Accompaniments: Consider serving Haleem with naan, roti, paratha, or even a squeeze of lemon for an extra burst of flavor.

Follow these tips and you’ll be well on your way to making a scrumptious Haleem that will be a hit with your family and friends.

Nutrition Facts


The nutrition facts for Haleem depend on the specific ingredients used and portion sizes. Here’s a general overview of the approximate nutritional values for a typical serving (around 1 cup) of homemade Haleem without meat.

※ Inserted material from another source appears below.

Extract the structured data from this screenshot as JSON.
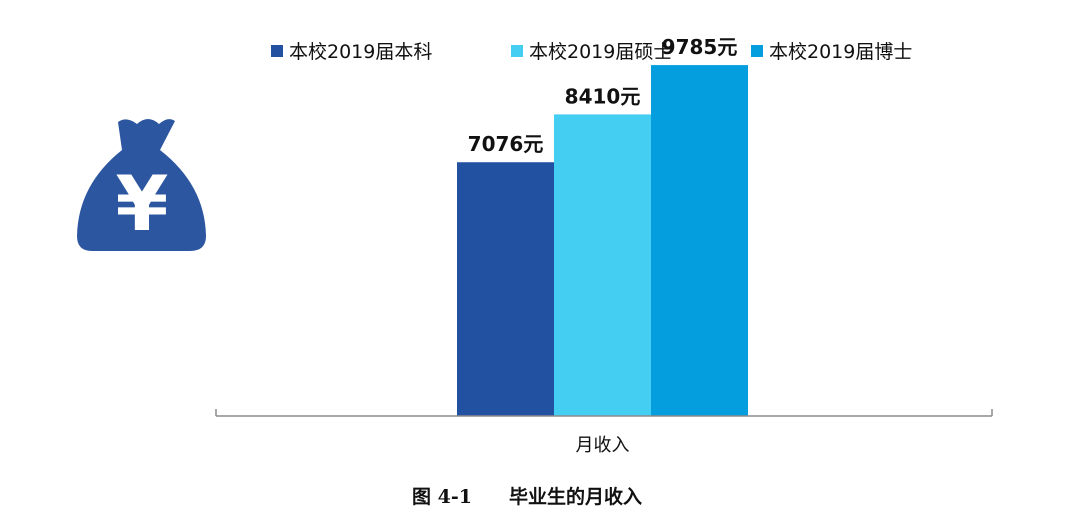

  • Calories: Approximately 300-350 calories
  • Protein: About 10-15 grams
  • Carbohydrates: Around 60-70 grams
  • Dietary Fiber: Approximately 8-10 grams
  • Fat: 2-4 grams
  • Cholesterol: Less than 5 mg
  • Sodium: Varies depending on added salt, but typically less than 500 mg

Please note that these values can significantly change if you add meat (such as mutton or chicken) to your Haleem. The addition of meat will increase the protein and fat content.

For a more precise nutritional analysis you may use a recipe calculator or consult specific product labels when determining the nutritional information for your homemade Haleem.